Es lo mismo que decía en otras parábolas: Nosotros no somos dueños de las cosas
que tenemos, sino que somos administradores. Y tenemos muchas cosas materiales y
espirituales. Dios nos da dones de paz, de esperanza y consuelo. Son dones para que
se multipliquen. Debemos con ellos hacer que el Reino de Dios se desarrolle, primero
en nosotros mismos y luego o al mismo tiempo en los demás. Lo que no se debe hacer
es ser empleados holgazanes, que nos contentemos con ir pasando el tiempo sin hacer
nada de provecho. Por lo tanto el hacer apostolado no es algo que es para unos pocos,
como otros se dedican al deporte u otra dedicación material. Hacer apostolado, aunque
sólo sea con el ejemplo, debe ser una preocupación propia del ser cristiano.
Debemos poner interés en hacer bien las cosas pequeñas para luego poder hacer
bien las grandes.

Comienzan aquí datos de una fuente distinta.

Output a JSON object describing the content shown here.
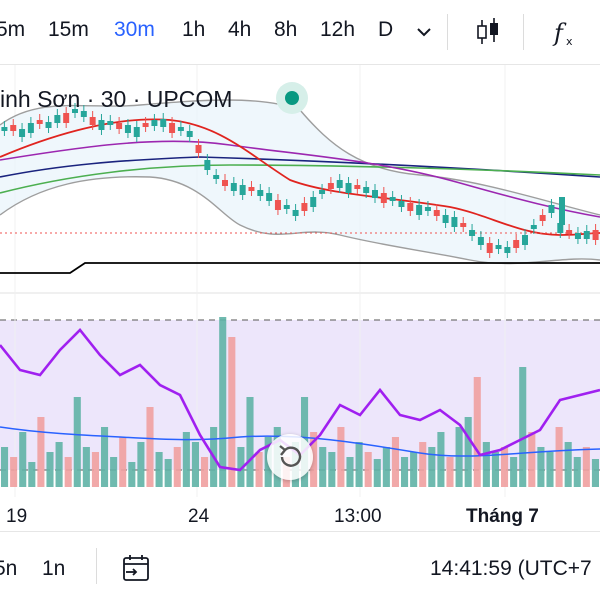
{
  "toolbar": {
    "timeframes": [
      {
        "label": "5m",
        "active": false
      },
      {
        "label": "15m",
        "active": false
      },
      {
        "label": "30m",
        "active": true
      },
      {
        "label": "1h",
        "active": false
      },
      {
        "label": "4h",
        "active": false
      },
      {
        "label": "8h",
        "active": false
      },
      {
        "label": "12h",
        "active": false
      },
      {
        "label": "D",
        "active": false
      }
    ],
    "dropdown_icon": "chevron-down-icon",
    "chart_type_icon": "candlestick-icon",
    "indicators_icon": "function-fx-icon"
  },
  "legend": {
    "symbol_text": "inh Sơn · 30 · UPCOM",
    "status_color": "#089981"
  },
  "x_axis": {
    "labels": [
      {
        "text": "19",
        "bold": false
      },
      {
        "text": "24",
        "bold": false
      },
      {
        "text": "13:00",
        "bold": false
      },
      {
        "text": "Tháng 7",
        "bold": true
      }
    ]
  },
  "bottom_bar": {
    "ranges": [
      "5n",
      "1n"
    ],
    "goto_date_icon": "calendar-goto-icon",
    "clock": "14:41:59 (UTC+7"
  },
  "colors": {
    "up": "#26a69a",
    "down": "#ef5350",
    "accent": "#2962ff",
    "ma_red": "#e0241f",
    "ma_purple": "#9c27b0",
    "ma_navy": "#1a237e",
    "ma_green": "#4caf50",
    "bollinger": "#9e9e9e",
    "rsi_line": "#a020f0",
    "volume_ma": "#2962ff"
  },
  "chart_data": {
    "type": "candlestick",
    "x_categories": [
      "19",
      "24",
      "13:00",
      "Tháng 7"
    ],
    "grid": true,
    "price_panel": {
      "series": [
        {
          "indicator": "moving-average",
          "color": "red"
        },
        {
          "indicator": "moving-average",
          "color": "purple"
        },
        {
          "indicator": "moving-average",
          "color": "navy"
        },
        {
          "indicator": "moving-average",
          "color": "green"
        },
        {
          "indicator": "bollinger-bands",
          "color": "gray"
        }
      ]
    },
    "lower_panel": {
      "content": [
        "volume-bars",
        "oscillator-line",
        "volume-moving-average"
      ]
    }
  }
}
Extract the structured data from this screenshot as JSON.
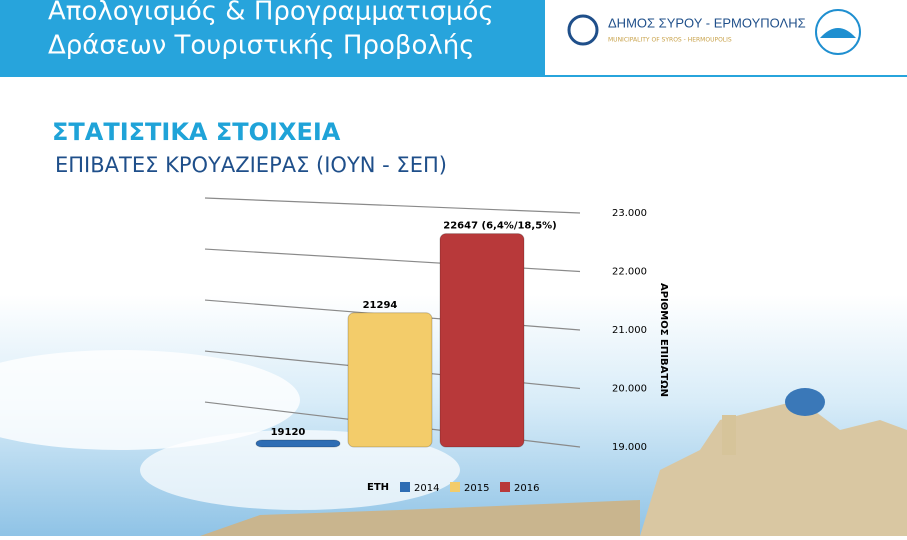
{
  "header": {
    "title_lines": [
      "Απολογισμός & Προγραμματισμός",
      "Δράσεων Τουριστικής Προβολής"
    ],
    "logo_name": "ΔΗΜΟΣ ΣΥΡΟΥ - ΕΡΜΟΥΠΟΛΗΣ",
    "logo_subtitle": "MUNICIPALITY OF SYROS - HERMOUPOLIS"
  },
  "chart_data": {
    "type": "bar",
    "title": "ΣΤΑΤΙΣΤΙΚΑ ΣΤΟΙΧΕΙΑ",
    "subtitle": "ΕΠΙΒΑΤΕΣ ΚΡΟΥΑΖΙΕΡΑΣ (ΙΟΥΝ - ΣΕΠ)",
    "y_label": "ΑΡΙΘΜΟΣ ΕΠΙΒΑΤΩΝ",
    "legend_title": "ΕΤΗ",
    "categories": [
      null
    ],
    "series": [
      {
        "name": "2014",
        "color": "#2e6db4",
        "values": [
          19120
        ]
      },
      {
        "name": "2015",
        "color": "#f3cc6a",
        "values": [
          21294
        ]
      },
      {
        "name": "2016",
        "color": "#b8393a",
        "values": [
          22647
        ],
        "value_labels": [
          "22647 (6,4%/18,5%)"
        ]
      }
    ],
    "ylim": [
      19000,
      23000
    ],
    "yticks": [
      {
        "value": 19000,
        "label": "19.000"
      },
      {
        "value": 20000,
        "label": "20.000"
      },
      {
        "value": 21000,
        "label": "21.000"
      },
      {
        "value": 22000,
        "label": "22.000"
      },
      {
        "value": 23000,
        "label": "23.000"
      }
    ],
    "grid": true
  }
}
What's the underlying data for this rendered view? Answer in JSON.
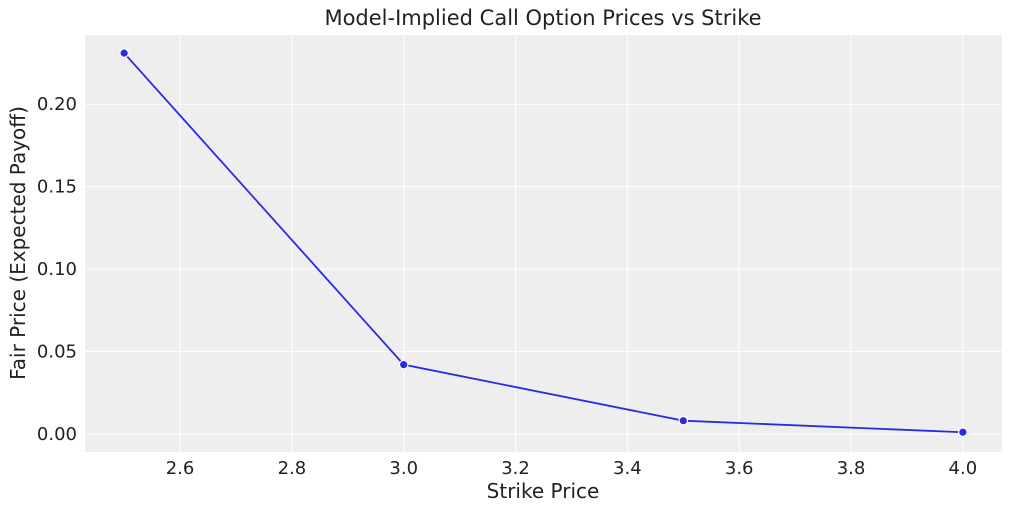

Es como un niño que, si hace bien sus deberes y otras pequeñas
obligaciones, estará capacitado para hacer bien las cosas cuando sea grande. ¿Cómo
le va a dar un rey la administración de diez ciudades, si no ha podido administrar bien
una sola? Así también a nosotros, cuando Dios vea que empleamos bien los dones que
ahora nos da para administrar, un día nos dará bienes por encima de todo lo merecido.